Persepolis is a one of a kind graphic memoir. It is sometimes somber but is mostly funny and thought-provoking. It is a collection of stories told in vignettes that highlight the significant events in Marji’s life while growing up in Iran during the war. It is a book about childhood with a backdrop of Islamic Revolution. In her Introduction, Marjane Satrapi writes,
“[T]his old and great civilization has been discussed mostly in connection with fundamentalism, fanaticism, and terrorism. As an Iranian who has lived more than half of my life in Iran, I know that this image is far from the truth. This is why writing Persepolis was so important to me. I believe that an entire nation should not be judged by the wrongdoings of a few extremists. I also don’t want those Iranians who lost their lives in prisons defending freedom, who died in the war against Iraq, who suffered under various repressive regimes, or who were forced to leave their families and flee their homeland to be forgotten… One can forgive but one should never forget.” (Marjane Satrapi, Paris, September 2002)
Written and illustrated by: Marjane Satrapi
Published by: Pantheon Books (2005)
Book borrowed from Cleveland Public Library.
“November 1984. I am in Austria.
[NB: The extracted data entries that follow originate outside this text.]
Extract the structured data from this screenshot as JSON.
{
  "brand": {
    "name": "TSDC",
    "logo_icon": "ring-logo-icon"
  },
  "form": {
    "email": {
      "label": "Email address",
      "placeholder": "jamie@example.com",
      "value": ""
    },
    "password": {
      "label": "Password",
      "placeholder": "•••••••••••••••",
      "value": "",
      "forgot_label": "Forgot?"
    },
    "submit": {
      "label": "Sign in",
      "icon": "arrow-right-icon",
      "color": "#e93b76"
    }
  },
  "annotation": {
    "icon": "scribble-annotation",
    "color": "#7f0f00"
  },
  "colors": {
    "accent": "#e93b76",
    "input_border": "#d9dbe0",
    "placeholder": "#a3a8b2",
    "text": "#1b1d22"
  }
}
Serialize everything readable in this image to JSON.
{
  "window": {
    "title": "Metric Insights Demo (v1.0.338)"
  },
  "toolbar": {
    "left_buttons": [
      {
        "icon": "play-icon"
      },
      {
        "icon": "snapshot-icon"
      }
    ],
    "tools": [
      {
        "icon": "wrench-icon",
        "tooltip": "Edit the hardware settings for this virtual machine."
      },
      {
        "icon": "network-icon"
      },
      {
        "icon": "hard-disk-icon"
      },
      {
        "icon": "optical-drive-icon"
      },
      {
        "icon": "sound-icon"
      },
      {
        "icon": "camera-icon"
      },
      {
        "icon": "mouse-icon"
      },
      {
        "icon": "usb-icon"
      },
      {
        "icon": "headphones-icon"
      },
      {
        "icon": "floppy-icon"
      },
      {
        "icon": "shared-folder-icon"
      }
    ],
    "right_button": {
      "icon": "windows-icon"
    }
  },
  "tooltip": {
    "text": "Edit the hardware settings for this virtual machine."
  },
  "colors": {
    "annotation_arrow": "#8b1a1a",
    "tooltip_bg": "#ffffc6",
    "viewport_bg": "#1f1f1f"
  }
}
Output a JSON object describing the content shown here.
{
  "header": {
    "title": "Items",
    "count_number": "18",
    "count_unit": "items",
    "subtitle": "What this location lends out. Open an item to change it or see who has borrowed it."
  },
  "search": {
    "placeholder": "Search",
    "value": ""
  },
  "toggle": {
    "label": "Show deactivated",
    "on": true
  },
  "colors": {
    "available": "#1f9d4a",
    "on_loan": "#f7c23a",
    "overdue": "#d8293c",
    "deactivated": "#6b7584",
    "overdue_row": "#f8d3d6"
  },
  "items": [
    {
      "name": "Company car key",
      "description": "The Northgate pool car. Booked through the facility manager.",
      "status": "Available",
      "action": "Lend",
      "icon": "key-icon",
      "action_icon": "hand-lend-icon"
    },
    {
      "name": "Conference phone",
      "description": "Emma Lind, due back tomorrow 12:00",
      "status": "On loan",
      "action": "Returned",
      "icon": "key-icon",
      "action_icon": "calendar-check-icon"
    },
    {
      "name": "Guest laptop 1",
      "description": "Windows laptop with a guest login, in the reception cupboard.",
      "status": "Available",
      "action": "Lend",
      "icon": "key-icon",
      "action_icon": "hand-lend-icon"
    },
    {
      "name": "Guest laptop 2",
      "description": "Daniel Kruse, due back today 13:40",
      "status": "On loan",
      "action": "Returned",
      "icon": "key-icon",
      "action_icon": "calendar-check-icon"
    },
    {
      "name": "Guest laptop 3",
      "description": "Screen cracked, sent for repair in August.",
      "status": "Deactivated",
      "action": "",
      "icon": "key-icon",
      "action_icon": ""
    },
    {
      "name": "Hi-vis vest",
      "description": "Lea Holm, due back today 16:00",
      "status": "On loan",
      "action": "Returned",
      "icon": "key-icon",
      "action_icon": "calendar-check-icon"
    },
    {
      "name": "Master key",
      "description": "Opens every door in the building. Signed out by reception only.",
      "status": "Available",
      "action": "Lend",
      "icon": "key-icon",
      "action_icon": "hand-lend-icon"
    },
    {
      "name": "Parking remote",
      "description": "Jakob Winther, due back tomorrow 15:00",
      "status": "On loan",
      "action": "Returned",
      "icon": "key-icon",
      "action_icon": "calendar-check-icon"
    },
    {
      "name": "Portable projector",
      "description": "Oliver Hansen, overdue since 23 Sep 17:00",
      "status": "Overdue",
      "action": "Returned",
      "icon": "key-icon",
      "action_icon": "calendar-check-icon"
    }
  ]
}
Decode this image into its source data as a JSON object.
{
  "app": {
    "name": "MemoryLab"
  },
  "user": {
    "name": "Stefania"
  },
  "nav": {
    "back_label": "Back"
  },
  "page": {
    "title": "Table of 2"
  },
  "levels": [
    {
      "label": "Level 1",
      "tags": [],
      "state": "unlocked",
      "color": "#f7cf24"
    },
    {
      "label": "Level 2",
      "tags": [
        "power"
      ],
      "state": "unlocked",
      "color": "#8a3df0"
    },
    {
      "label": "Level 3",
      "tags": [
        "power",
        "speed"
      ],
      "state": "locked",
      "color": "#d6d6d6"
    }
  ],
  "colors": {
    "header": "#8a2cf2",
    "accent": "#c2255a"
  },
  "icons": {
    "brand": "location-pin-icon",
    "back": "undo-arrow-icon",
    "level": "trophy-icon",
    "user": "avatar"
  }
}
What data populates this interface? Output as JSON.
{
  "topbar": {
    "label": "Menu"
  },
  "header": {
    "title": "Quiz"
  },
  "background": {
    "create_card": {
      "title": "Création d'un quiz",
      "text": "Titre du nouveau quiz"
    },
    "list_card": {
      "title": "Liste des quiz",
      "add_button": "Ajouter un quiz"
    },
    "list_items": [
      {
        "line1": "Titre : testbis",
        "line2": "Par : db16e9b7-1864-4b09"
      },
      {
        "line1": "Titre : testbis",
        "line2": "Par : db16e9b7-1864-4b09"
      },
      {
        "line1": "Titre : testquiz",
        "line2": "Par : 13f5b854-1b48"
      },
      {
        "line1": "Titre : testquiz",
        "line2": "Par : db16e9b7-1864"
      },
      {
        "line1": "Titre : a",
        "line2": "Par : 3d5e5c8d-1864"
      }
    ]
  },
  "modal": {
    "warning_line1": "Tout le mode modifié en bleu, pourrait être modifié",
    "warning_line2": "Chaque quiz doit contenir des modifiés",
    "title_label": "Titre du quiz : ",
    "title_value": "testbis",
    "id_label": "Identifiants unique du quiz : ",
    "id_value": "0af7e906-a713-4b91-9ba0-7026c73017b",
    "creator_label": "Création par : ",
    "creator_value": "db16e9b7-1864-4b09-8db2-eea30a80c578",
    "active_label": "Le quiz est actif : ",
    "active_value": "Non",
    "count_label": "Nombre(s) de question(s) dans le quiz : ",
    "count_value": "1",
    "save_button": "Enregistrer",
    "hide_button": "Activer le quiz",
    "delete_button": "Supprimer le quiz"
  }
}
I had come here with the idea of leaving religious Iran for an open and secular Europe…” – Marjane Satrapi
Persepolis 2 picks up where Persepolis left off. In this sequel to the acclaimed graphic memoir, Marjane faces the trials and tribulations of adolescence. She embarks on a quest to discover her identity and find a place for herself among fellow oddballs and misfits.
Marji has struggled from the beginning. She was supposed to live with her mother’s best friend. Instead, Zozo left Marji at a boarding house run by nuns. I saw myself in Marji when she realized that she would be living an independent adult life: buying groceries, cooking her own food, and doing laundry on her own. Nothing could be more exciting (and challenging!) for a teenager.
Marji slowly gained reputation in school. She had excellent grades in Math and was known for her funny caricatures of teachers as well as her poor mastery of the French language. In addition, Marji was one of the few students in her class — perhaps the only one — who had experienced war. Eventually, she found herself in the company of an eccentric, a punk, and two orphans.
Living in Europe opened Marji’s eyes to a lot of things. Thanks to her friend Julie, Marji was exposed to sexuality. Marji also learned to smoke marijuana and use heroin. She admitted that she didn’t like to smoke but she did it anyway out of solidarity.
“The harder I tried to assimilate, the more I had the feeling that I was distancing myself from my culture, betraying my parents and my origins, that I was playing a game by somebody else’s rules… I felt so guilty that whenever there was news about Iran, I changed the channel… I even managed to deny my nationality.” (p. 39)
Marji’s return to Iran was more than just a homecoming. It was her means to reconnect to a past that shaped her identity that may have been “buried” when she moved to Europe. This sequel to Persepolis may not be as funny as the first but it still has a comic element to it. Readers are taken out of the revolutionary scene and brought to a place that examined Marji’s personal life, and her struggles and triumphs as an adolescent.
About the Movie…
The film version, Persepolis, was created by Marjane Satrapi and Vincent Parnnaud. The movie won the Jury Prize in the 2007 Cannes Film Festival and was nominated as Best Animated Feature Film of the Year in the 2007 Academy Awards and Best Foreign Language Film in the 2007 Golden Globes. Using the same black and white illustrations, Marjane Satrapi literally brought the books to life. The movie Persepolis is an excellent companion to the memoirs, but for one to truly appreciate Marjane Satrapi’s writings, then he or she must read all the books in the series.